The Problem
This project reconstructs the full purchase funnel from raw event logs to identify exactly where users abandon, and which segments are most affected.
The analysis focuses on three questions: Where do users drop off in the funnel? Which traffic sources bring high-intent visitors? How do device usage and engagement patterns relate to conversion?
Google Merchandise Store via BigQuery
The data comes from the Google Analytics Sample E-commerce dataset, publicly available through Google BigQuery. It contains anonymized interaction data from the real Google Merchandise Store, a retail site selling Google-branded products like apparel, accessories, and stationery.
The dataset is structured at the hit level: each row represents a single user interaction, a pageview, a product click, an add-to-cart event, or a transaction. These hits belong to sessions, and sessions belong to users. Key fields include:
- Traffic acquisition (channel, source, campaign)
- Device information (desktop, mobile, tablet)
- Navigation behavior (pageviews, time on site)
- Product interactions (impressions, clicks, add-to-cart)
- Transactions and revenue
Because the raw data contains millions of hit-level events, BigQuery was used to query and aggregate the data before bringing it into Python for analysis.
Since the raw data is at the hit level, the first step was reconstructing session-level behavior. The workflow involved:
Where Users Abandon
The first step of the analysis is to reconstruct the purchasing funnel and observe how users move through the main stages of the buying process. The most critical drop occurs right at the top: only 14.8% of sessions ever reach a product page. Most users leave before any meaningful product interaction happens. Once users do engage with products, the funnel tightens progressively, and about 50% of checkout sessions convert into a purchase, suggesting the checkout experience itself is not the main problem.
This shifts the main priority: the biggest lever is not optimizing checkout, it's getting more users to interact with products in the first place.

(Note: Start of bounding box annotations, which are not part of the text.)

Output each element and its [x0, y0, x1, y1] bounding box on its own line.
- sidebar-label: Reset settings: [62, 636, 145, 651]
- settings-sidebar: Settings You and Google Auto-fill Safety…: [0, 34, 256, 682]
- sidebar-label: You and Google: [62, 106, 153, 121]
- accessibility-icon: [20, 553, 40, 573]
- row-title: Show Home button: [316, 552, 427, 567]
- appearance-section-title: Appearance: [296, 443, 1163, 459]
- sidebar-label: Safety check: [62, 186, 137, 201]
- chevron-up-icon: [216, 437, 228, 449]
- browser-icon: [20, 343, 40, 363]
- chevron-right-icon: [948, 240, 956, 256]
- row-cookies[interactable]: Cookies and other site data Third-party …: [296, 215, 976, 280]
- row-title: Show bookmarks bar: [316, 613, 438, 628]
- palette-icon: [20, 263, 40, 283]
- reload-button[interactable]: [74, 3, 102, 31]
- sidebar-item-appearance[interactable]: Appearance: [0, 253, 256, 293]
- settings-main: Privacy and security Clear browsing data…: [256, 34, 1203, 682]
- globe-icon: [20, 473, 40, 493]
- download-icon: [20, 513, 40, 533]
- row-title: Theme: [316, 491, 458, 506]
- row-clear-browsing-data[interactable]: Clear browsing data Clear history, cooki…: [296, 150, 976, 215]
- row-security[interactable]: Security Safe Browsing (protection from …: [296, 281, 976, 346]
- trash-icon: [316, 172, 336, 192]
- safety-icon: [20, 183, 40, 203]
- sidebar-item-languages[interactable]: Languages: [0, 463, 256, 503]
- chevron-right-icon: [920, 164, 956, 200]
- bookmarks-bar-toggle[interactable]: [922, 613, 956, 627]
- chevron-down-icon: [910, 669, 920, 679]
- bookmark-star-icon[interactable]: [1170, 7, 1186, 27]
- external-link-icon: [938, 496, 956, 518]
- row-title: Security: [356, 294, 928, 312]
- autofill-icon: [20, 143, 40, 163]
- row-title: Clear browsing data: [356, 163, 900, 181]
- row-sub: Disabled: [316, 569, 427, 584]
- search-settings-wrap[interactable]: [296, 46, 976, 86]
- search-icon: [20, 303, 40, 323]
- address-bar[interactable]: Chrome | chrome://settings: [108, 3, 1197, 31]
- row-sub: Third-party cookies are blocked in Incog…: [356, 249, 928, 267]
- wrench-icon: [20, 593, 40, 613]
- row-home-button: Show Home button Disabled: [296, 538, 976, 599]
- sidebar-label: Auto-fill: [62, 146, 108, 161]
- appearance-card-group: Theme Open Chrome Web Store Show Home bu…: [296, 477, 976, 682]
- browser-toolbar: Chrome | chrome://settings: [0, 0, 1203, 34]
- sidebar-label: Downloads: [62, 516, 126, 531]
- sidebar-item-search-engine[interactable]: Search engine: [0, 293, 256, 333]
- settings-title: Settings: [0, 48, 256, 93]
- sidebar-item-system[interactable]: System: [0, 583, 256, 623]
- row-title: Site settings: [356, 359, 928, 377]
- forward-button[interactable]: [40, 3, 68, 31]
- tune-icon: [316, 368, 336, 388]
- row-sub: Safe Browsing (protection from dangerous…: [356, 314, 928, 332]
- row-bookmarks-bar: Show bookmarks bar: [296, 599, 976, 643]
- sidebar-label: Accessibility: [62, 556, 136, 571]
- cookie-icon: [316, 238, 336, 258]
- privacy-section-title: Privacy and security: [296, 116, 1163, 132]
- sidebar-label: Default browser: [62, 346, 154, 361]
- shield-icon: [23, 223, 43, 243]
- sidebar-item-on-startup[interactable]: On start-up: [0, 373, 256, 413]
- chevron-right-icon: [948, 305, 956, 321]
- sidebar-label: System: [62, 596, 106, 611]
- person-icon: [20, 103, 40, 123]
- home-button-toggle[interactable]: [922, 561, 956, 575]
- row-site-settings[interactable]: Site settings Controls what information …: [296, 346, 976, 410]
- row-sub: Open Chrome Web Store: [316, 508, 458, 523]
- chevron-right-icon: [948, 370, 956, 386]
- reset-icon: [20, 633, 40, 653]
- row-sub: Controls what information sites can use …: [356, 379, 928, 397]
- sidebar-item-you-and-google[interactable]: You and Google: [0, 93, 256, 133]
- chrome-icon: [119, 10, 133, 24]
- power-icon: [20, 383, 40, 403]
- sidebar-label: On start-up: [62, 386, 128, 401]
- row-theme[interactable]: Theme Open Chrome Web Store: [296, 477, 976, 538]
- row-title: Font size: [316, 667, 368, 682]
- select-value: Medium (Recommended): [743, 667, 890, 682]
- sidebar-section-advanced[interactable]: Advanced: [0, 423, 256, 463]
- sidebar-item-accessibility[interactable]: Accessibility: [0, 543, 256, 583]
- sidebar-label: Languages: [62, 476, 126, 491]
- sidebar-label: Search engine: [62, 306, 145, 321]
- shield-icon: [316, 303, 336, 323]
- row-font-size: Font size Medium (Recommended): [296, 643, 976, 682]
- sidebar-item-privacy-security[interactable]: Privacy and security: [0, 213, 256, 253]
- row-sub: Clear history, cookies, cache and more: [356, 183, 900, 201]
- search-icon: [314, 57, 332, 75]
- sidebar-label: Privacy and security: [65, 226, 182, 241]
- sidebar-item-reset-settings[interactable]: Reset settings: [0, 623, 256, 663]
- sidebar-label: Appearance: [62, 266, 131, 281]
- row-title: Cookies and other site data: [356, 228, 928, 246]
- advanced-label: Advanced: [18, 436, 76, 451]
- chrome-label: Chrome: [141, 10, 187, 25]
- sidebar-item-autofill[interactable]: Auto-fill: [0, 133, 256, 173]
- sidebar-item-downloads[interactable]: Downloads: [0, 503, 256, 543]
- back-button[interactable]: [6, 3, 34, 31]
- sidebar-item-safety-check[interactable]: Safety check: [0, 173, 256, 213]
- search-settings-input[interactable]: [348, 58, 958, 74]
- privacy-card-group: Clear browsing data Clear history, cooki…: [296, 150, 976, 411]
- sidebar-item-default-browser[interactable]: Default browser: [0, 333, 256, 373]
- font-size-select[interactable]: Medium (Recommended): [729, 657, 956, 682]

Engagement Predicts Purchase
Classifying sessions by their deepest funnel stage reveals a heavy concentration at the top: over half bounce immediately. But the engagement data tells a clear story: users who purchase spend ~19× more time on site than bouncers and interact with over 26 pages on average.

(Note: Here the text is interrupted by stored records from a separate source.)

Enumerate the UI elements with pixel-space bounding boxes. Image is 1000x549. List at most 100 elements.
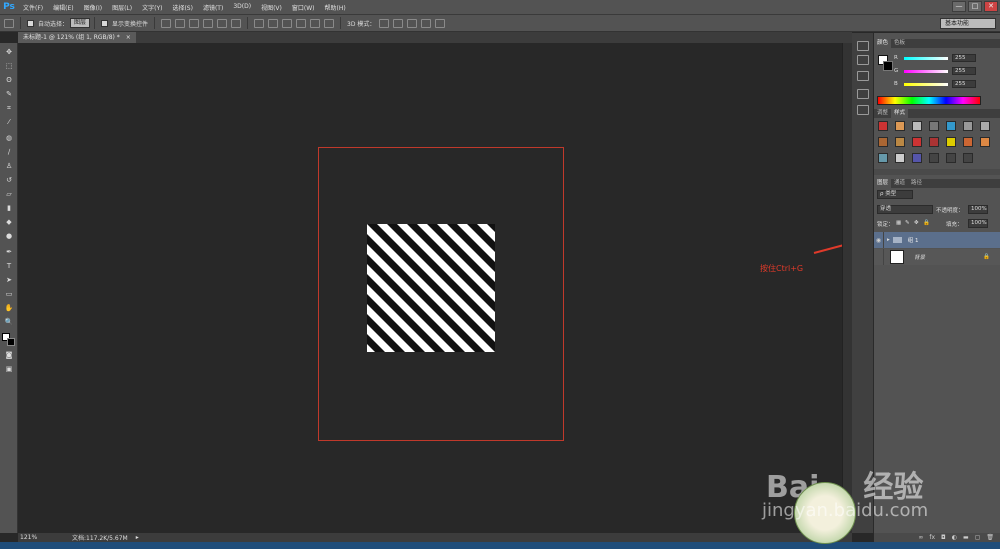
menu-item[interactable]: 选择(S) xyxy=(167,3,198,12)
3d-roll-icon[interactable] xyxy=(393,18,404,28)
style-preset-swatch[interactable] xyxy=(878,153,888,163)
healing-brush-tool-icon[interactable]: ◍ xyxy=(4,133,14,143)
style-preset-swatch[interactable] xyxy=(929,153,939,163)
style-preset-swatch[interactable] xyxy=(946,153,956,163)
add-mask-icon[interactable]: ◘ xyxy=(941,534,946,541)
auto-select-dropdown[interactable]: 图层 xyxy=(70,18,91,28)
tab-paths[interactable]: 路径 xyxy=(908,179,925,188)
align-top-icon[interactable] xyxy=(161,18,172,28)
tab-swatches[interactable]: 色板 xyxy=(891,39,908,48)
slider-green[interactable]: G 255 xyxy=(894,66,998,76)
menu-item[interactable]: 滤镜(T) xyxy=(198,3,228,12)
menu-item[interactable]: 编辑(E) xyxy=(48,3,78,12)
brush-panel-icon[interactable] xyxy=(857,105,869,115)
marquee-tool-icon[interactable]: ⬚ xyxy=(4,61,14,71)
document-tab-close-icon[interactable]: × xyxy=(126,34,131,41)
history-brush-tool-icon[interactable]: ↺ xyxy=(4,175,14,185)
style-preset-swatch[interactable] xyxy=(963,121,973,131)
zoom-level[interactable]: 121% xyxy=(18,534,42,541)
slider-blue[interactable]: B 255 xyxy=(894,79,998,89)
3d-slide-icon[interactable] xyxy=(421,18,432,28)
layer-filter-dropdown[interactable]: ρ 类型 xyxy=(877,190,913,199)
blur-tool-icon[interactable]: ◆ xyxy=(4,217,14,227)
style-preset-swatch[interactable] xyxy=(895,153,905,163)
fill-value[interactable]: 100% xyxy=(968,219,988,228)
lock-position-icon[interactable]: ✥ xyxy=(914,220,919,226)
dodge-tool-icon[interactable]: ● xyxy=(4,231,14,241)
paragraph-panel-icon[interactable] xyxy=(857,89,869,99)
delete-layer-icon[interactable]: 🗑 xyxy=(986,534,994,541)
vertical-scrollbar[interactable] xyxy=(842,43,852,533)
crop-tool-icon[interactable]: ⌗ xyxy=(4,103,14,113)
distribute-middle-icon[interactable] xyxy=(268,18,279,28)
style-preset-swatch[interactable] xyxy=(912,153,922,163)
status-menu-arrow-icon[interactable]: ▸ xyxy=(136,534,139,541)
minimize-button[interactable]: — xyxy=(952,1,966,12)
distribute-bottom-icon[interactable] xyxy=(282,18,293,28)
style-preset-swatch[interactable] xyxy=(878,121,888,131)
style-preset-swatch[interactable] xyxy=(912,137,922,147)
tab-styles[interactable]: 样式 xyxy=(891,109,909,118)
slider-blue-value[interactable]: 255 xyxy=(952,80,976,88)
shape-tool-icon[interactable]: ▭ xyxy=(4,289,14,299)
lasso-tool-icon[interactable]: ʘ xyxy=(4,75,14,85)
menu-item[interactable]: 视图(V) xyxy=(256,3,287,12)
layer-row-group[interactable]: ◉ ▸ 组 1 xyxy=(874,232,1000,248)
menu-item[interactable]: 图层(L) xyxy=(107,3,137,12)
slider-red-track[interactable] xyxy=(904,56,948,60)
move-tool-preset-icon[interactable] xyxy=(4,18,14,28)
menu-item[interactable]: 窗口(W) xyxy=(287,3,320,12)
distribute-left-icon[interactable] xyxy=(296,18,307,28)
tab-adjustments[interactable]: 调整 xyxy=(874,109,891,118)
clone-stamp-tool-icon[interactable]: ♙ xyxy=(4,161,14,171)
background-color-swatch[interactable] xyxy=(7,338,15,346)
menu-item[interactable]: 图像(I) xyxy=(79,3,107,12)
align-bottom-icon[interactable] xyxy=(189,18,200,28)
quick-mask-icon[interactable]: ◙ xyxy=(4,350,14,360)
group-expand-icon[interactable]: ▸ xyxy=(887,237,890,243)
blend-mode-dropdown[interactable]: 穿透 xyxy=(877,205,933,214)
color-spectrum-bar[interactable] xyxy=(877,96,981,105)
layer-style-icon[interactable]: fx xyxy=(929,534,935,541)
align-center-icon[interactable] xyxy=(217,18,228,28)
eraser-tool-icon[interactable]: ▱ xyxy=(4,189,14,199)
style-preset-swatch[interactable] xyxy=(912,121,922,131)
align-middle-icon[interactable] xyxy=(175,18,186,28)
3d-scale-icon[interactable] xyxy=(435,18,446,28)
style-preset-swatch[interactable] xyxy=(946,121,956,131)
tab-channels[interactable]: 通道 xyxy=(891,179,908,188)
style-preset-swatch[interactable] xyxy=(980,137,990,147)
zoom-tool-icon[interactable]: 🔍 xyxy=(4,317,14,327)
eyedropper-tool-icon[interactable]: ⁄ xyxy=(4,117,14,127)
lock-all-icon[interactable]: 🔒 xyxy=(923,220,930,226)
style-preset-swatch[interactable] xyxy=(980,121,990,131)
style-preset-swatch[interactable] xyxy=(946,137,956,147)
slider-red-value[interactable]: 255 xyxy=(952,54,976,62)
menu-item[interactable]: 文字(Y) xyxy=(137,3,167,12)
layer-row-background[interactable]: 背景 🔒 xyxy=(874,249,1000,265)
layer-visibility-eye-icon[interactable]: ◉ xyxy=(874,232,884,248)
menu-item[interactable]: 文件(F) xyxy=(18,3,48,12)
distribute-center-icon[interactable] xyxy=(310,18,321,28)
brush-tool-icon[interactable]: ∕ xyxy=(4,147,14,157)
layer-visibility-eye-icon[interactable] xyxy=(874,249,884,265)
3d-pan-icon[interactable] xyxy=(407,18,418,28)
color-panel-background-swatch[interactable] xyxy=(883,61,893,71)
new-layer-icon[interactable]: ▢ xyxy=(975,534,981,541)
move-tool-icon[interactable]: ✥ xyxy=(4,47,14,57)
hand-tool-icon[interactable]: ✋ xyxy=(4,303,14,313)
type-tool-icon[interactable]: T xyxy=(4,261,14,271)
tab-color[interactable]: 颜色 xyxy=(874,39,892,48)
distribute-right-icon[interactable] xyxy=(324,18,335,28)
workspace-dropdown[interactable]: 基本功能 xyxy=(940,18,996,29)
3d-rotate-icon[interactable] xyxy=(379,18,390,28)
slider-red[interactable]: R 255 xyxy=(894,53,998,63)
menu-item[interactable]: 3D(D) xyxy=(228,3,256,12)
style-preset-swatch[interactable] xyxy=(963,153,973,163)
lock-transparent-icon[interactable]: ▦ xyxy=(896,220,901,226)
slider-blue-track[interactable] xyxy=(904,82,948,86)
history-panel-icon[interactable] xyxy=(857,41,869,51)
align-left-icon[interactable] xyxy=(203,18,214,28)
show-transform-checkbox[interactable] xyxy=(101,19,109,27)
new-group-icon[interactable]: ▬ xyxy=(963,534,969,541)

| Session Type | Sessions | Avg Pageviews | Avg Time on Site |
|---|---|---|---|
| Bounce | ~37,600 | ~1 | minimal |
| Product Viewer | ~6,900 | ~9 | ~340 sec |
| Cart Abandoner | ~3,000 | ~13 | ~613 sec |
| Checkout Abandoner | ~1,100 | ~19 | ~852 sec |
| Purchased | ~1,070 | ~26 | ~1,146 sec |
Pageviews and time on site act as strong proxies for purchase intent, suggesting these metrics could power engagement-based targeting or personalization triggers.
Desktop Converts 5× More Than Mobile
Desktop users convert at 2.05% while mobile and tablet sit below 0.41%. A gap this large is unlikely to be explained by intent differences alone, mobile usability friction is almost certainly a contributing factor.
Both convert below 0.41%. Combined, they represent a large share of total sessions but a negligible share of revenue.
Converts at 2.05%, more than 5× higher. Desktop users also reach deeper funnel stages at significantly higher rates.
Not All Traffic Is Equal
Organic Search drives the most visits by volume, but it's far from the most valuable source. Referral converts at 5.57%, nearly 4× the next best channel and 185× better than Social. Social traffic generates volume with almost zero commercial return.
The bounce rate chart reinforces the same ranking: Social bounces at 65.1% and barely converts, while Referral has the lowest bounce rate (29.9%) and the highest conversion, consistent with high-intent users arriving from trusted external sources.
Three Concrete Opportunities
Increase product discovery at the top of the funnel
With 85% of sessions never reaching a product page, the biggest lever is improving how users engage with the catalog, through better landing pages, navigation structure, or personalized entry points.
Fix mobile conversion performance
The 5× gap between desktop and mobile warrants a dedicated UX audit. Simplified checkout flows, faster load times, and mobile-specific A/B tests are the highest-priority levers.
Reallocate acquisition budget toward high-intent channels
Shifting investment from Social (0.03% conversion, 65% bounce) toward Referral and Paid Search could improve overall conversion rates without requiring any product changes.
Tools Used
Google BigQuery was used to query the Google Analytics Sample dataset at scale. Data was then processed in Python with Pandas and NumPy, and visualized with Matplotlib.